Throughout my musical education, I’ve been taught that music happens in a linear space. This is the space so beautifully laid out on the piano keyboard.

Piano-keyboard

Music teaching is organized around scales. In most Western music, the full scale consists of twelve notes, equally spaced. Other scales, such as the seven-note minor and major scales, are subsets of this full, “chromatic” scale. Due to octave magic, a mysterious and crucial aspect of our inner perception, when we get to the thirteenth note, we have multiplied the original note by two, and the sequence starts over again.

So, fortunately for musical analysis, melodic space can be described in one octave. It takes about ten of these octaves to cover the range of human hearing.

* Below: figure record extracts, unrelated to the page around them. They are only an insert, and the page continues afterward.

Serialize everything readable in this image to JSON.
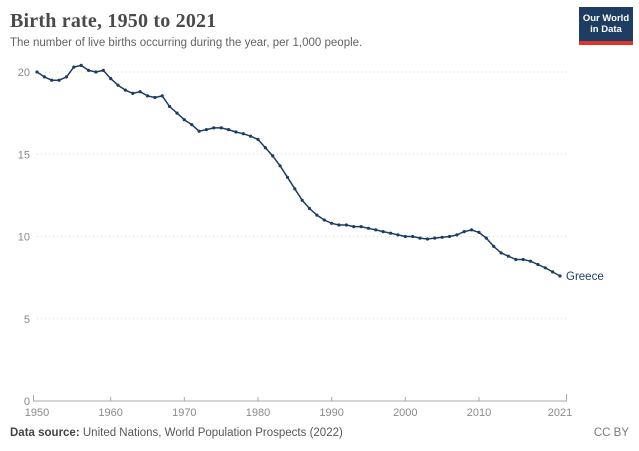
{
  "header": {
    "title": "Birth rate, 1950 to 2021",
    "subtitle": "The number of live births occurring during the year, per 1,000 people.",
    "logo": {
      "line1": "Our World",
      "line2": "in Data"
    }
  },
  "chart_data": {
    "type": "line",
    "title": "Birth rate, 1950 to 2021",
    "xlabel": "",
    "ylabel": "",
    "xlim": [
      1950,
      2021
    ],
    "ylim": [
      0,
      20
    ],
    "x_ticks": [
      1950,
      1960,
      1970,
      1980,
      1990,
      2000,
      2010,
      2021
    ],
    "y_ticks": [
      0,
      5,
      10,
      15,
      20
    ],
    "grid": "horizontal-dotted",
    "legend_position": "end-of-line-label",
    "series": [
      {
        "name": "Greece",
        "color": "#1d3d63",
        "x": [
          1950,
          1951,
          1952,
          1953,
          1954,
          1955,
          1956,
          1957,
          1958,
          1959,
          1960,
          1961,
          1962,
          1963,
          1964,
          1965,
          1966,
          1967,
          1968,
          1969,
          1970,
          1971,
          1972,
          1973,
          1974,
          1975,
          1976,
          1977,
          1978,
          1979,
          1980,
          1981,
          1982,
          1983,
          1984,
          1985,
          1986,
          1987,
          1988,
          1989,
          1990,
          1991,
          1992,
          1993,
          1994,
          1995,
          1996,
          1997,
          1998,
          1999,
          2000,
          2001,
          2002,
          2003,
          2004,
          2005,
          2006,
          2007,
          2008,
          2009,
          2010,
          2011,
          2012,
          2013,
          2014,
          2015,
          2016,
          2017,
          2018,
          2019,
          2020,
          2021
        ],
        "values": [
          20.0,
          19.7,
          19.5,
          19.5,
          19.7,
          20.3,
          20.4,
          20.1,
          20.0,
          20.1,
          19.6,
          19.2,
          18.9,
          18.7,
          18.8,
          18.55,
          18.45,
          18.55,
          17.9,
          17.5,
          17.1,
          16.8,
          16.4,
          16.5,
          16.6,
          16.6,
          16.5,
          16.35,
          16.25,
          16.1,
          15.9,
          15.4,
          14.9,
          14.3,
          13.6,
          12.9,
          12.2,
          11.7,
          11.3,
          11.0,
          10.8,
          10.7,
          10.7,
          10.6,
          10.6,
          10.5,
          10.4,
          10.3,
          10.2,
          10.1,
          10.0,
          10.0,
          9.9,
          9.85,
          9.9,
          9.95,
          10.0,
          10.1,
          10.3,
          10.4,
          10.25,
          9.9,
          9.4,
          9.0,
          8.8,
          8.6,
          8.6,
          8.5,
          8.3,
          8.1,
          7.85,
          7.6
        ]
      }
    ]
  },
  "footer": {
    "source_prefix": "Data source:",
    "source_text": " United Nations, World Population Prospects (2022)",
    "license": "CC BY"
  },
  "colors": {
    "line": "#1d3d63",
    "grid": "#dadada",
    "baseline": "#a8a8a8",
    "axis_text": "#8a8a8a",
    "logo_bg": "#1d3d63",
    "logo_accent": "#dc352b"
  }
}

On the piano keyboard, melodies look the way they sound. When the pitch goes up, you move up the scale, and when the pitch goes down, you move down the scale. Short distances (the shortest is from one key to the next, a half step), feel short. Long distances (more than about three half steps) feel long. This is a good and useful space for visualizing melody.

Harmony, not so much.

Musical nomenclature, as I’ve pointed out before, has grown like an old city over the years. As music theory changes, bits and pieces of the old terminology are appropriated and redefined by new thinkers. The result is a cobbled-together mass that has a lot of weird contradictions and misleading names.

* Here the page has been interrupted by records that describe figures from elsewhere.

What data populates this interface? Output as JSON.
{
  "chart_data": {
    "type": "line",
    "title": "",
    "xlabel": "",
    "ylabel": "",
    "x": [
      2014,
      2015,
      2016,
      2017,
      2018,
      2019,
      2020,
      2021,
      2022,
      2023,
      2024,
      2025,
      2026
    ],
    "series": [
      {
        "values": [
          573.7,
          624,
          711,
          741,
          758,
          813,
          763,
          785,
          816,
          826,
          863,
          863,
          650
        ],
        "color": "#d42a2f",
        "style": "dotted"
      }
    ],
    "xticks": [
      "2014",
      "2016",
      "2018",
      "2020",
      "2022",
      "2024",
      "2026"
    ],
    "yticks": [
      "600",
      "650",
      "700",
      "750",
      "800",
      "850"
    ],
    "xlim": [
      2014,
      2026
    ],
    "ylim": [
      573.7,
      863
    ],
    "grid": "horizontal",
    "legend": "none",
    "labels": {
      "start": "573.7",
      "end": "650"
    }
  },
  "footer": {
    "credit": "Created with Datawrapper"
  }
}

I think one of the most regrettable bits of confusion comes from the word interval.

The distance between two notes on the keyboard is called an interval. When my melody moves by an interval of a minor third, it has covered a distance of three half steps. When I move by a major third, I’ve covered four half steps. The major interval is bigger than the minor one — that’s why it’s called “major.” No problem! The move feels bigger when you sing it.

The problem comes when you start to think about harmony — two or more notes sounding simultaneously. The word “interval,” with the same connotation of pitch difference, is also used to describe the distance between harmony notes. Yet in the world of harmony, the interval, or pitch distances don’t make any intuitive sense at all.

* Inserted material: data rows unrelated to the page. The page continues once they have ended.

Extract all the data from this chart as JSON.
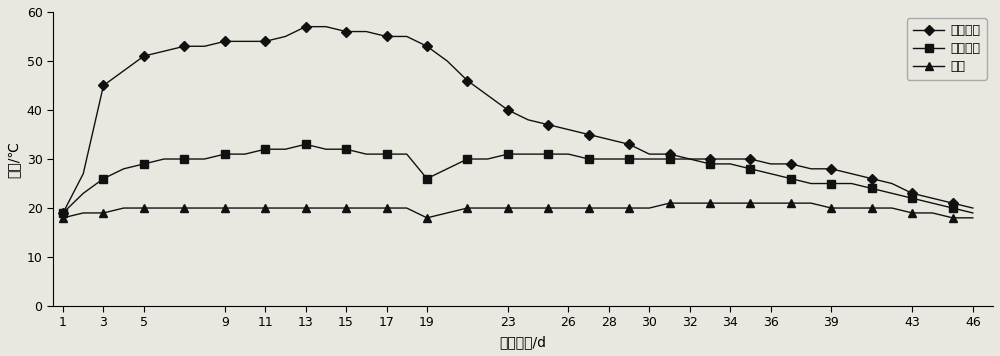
{
  "x_ticks": [
    1,
    3,
    5,
    9,
    11,
    13,
    15,
    17,
    19,
    23,
    26,
    28,
    30,
    32,
    34,
    36,
    39,
    43,
    46
  ],
  "xlabel": "堆肥天数/d",
  "ylabel": "温度/℃",
  "ylim": [
    0,
    60
  ],
  "yticks": [
    0,
    10,
    20,
    30,
    40,
    50,
    60
  ],
  "series": [
    {
      "label": "菌剂处理",
      "marker": "D",
      "color": "#111111",
      "x": [
        1,
        2,
        3,
        4,
        5,
        6,
        7,
        8,
        9,
        10,
        11,
        12,
        13,
        14,
        15,
        16,
        17,
        18,
        19,
        20,
        21,
        22,
        23,
        24,
        25,
        26,
        27,
        28,
        29,
        30,
        31,
        32,
        33,
        34,
        35,
        36,
        37,
        38,
        39,
        40,
        41,
        42,
        43,
        44,
        45,
        46
      ],
      "y": [
        19,
        27,
        45,
        48,
        51,
        52,
        53,
        53,
        54,
        54,
        54,
        55,
        57,
        57,
        56,
        56,
        55,
        55,
        53,
        50,
        46,
        43,
        40,
        38,
        37,
        36,
        35,
        34,
        33,
        31,
        31,
        30,
        30,
        30,
        30,
        29,
        29,
        28,
        28,
        27,
        26,
        25,
        23,
        22,
        21,
        20
      ]
    },
    {
      "label": "自然堆肥",
      "marker": "s",
      "color": "#111111",
      "x": [
        1,
        2,
        3,
        4,
        5,
        6,
        7,
        8,
        9,
        10,
        11,
        12,
        13,
        14,
        15,
        16,
        17,
        18,
        19,
        20,
        21,
        22,
        23,
        24,
        25,
        26,
        27,
        28,
        29,
        30,
        31,
        32,
        33,
        34,
        35,
        36,
        37,
        38,
        39,
        40,
        41,
        42,
        43,
        44,
        45,
        46
      ],
      "y": [
        19,
        23,
        26,
        28,
        29,
        30,
        30,
        30,
        31,
        31,
        32,
        32,
        33,
        32,
        32,
        31,
        31,
        31,
        26,
        28,
        30,
        30,
        31,
        31,
        31,
        31,
        30,
        30,
        30,
        30,
        30,
        30,
        29,
        29,
        28,
        27,
        26,
        25,
        25,
        25,
        24,
        23,
        22,
        21,
        20,
        19
      ]
    },
    {
      "label": "室温",
      "marker": "^",
      "color": "#111111",
      "x": [
        1,
        2,
        3,
        4,
        5,
        6,
        7,
        8,
        9,
        10,
        11,
        12,
        13,
        14,
        15,
        16,
        17,
        18,
        19,
        20,
        21,
        22,
        23,
        24,
        25,
        26,
        27,
        28,
        29,
        30,
        31,
        32,
        33,
        34,
        35,
        36,
        37,
        38,
        39,
        40,
        41,
        42,
        43,
        44,
        45,
        46
      ],
      "y": [
        18,
        19,
        19,
        20,
        20,
        20,
        20,
        20,
        20,
        20,
        20,
        20,
        20,
        20,
        20,
        20,
        20,
        20,
        18,
        19,
        20,
        20,
        20,
        20,
        20,
        20,
        20,
        20,
        20,
        20,
        21,
        21,
        21,
        21,
        21,
        21,
        21,
        21,
        20,
        20,
        20,
        20,
        19,
        19,
        18,
        18
      ]
    }
  ],
  "legend_loc": "upper right",
  "background_color": "#e8e8e0",
  "line_width": 1.0,
  "marker_size": 5,
  "marker_every": 2,
  "fig_width": 10.0,
  "fig_height": 3.56,
  "dpi": 100
}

For example, two notes a fifth apart (seven half steps) sound wonderful when played together. C and G are two such notes. They are closely related to each other, harmonically. So are C and F, which are a fourth apart (five half steps). These are the best consonances there are, except for unisons and octaves.

So what about the note in between them, an interval of six half steps?

Yep, none other than the dreaded tritone, the devil’s interval, definitely a dissonant note.

If the linear scale were the best way to think about harmony, wouldn’t the tritone be between the fourth and fifth in consonance? Why would three notes in a row, next-door neighbors on the scale, be so drastically different from each other harmonically? The scale gives no clue. You just have to remember.

Perhaps there is a more intuitive way to visualize harmony, one that puts harmonically related notes closer to each other, and puts the notes that are harmonically farther apart … farther apart?

I think there is indeed a harmonic space as distinct from a melodic space. This space can be illustrated on the lattice. It’s not a good model for melody — scales do a much better job. But it’s a great model for visualizing harmony — what you see corresponds intuitively to what you hear.

The interplay between these two spaces creates the beautiful dance that is harmonized music.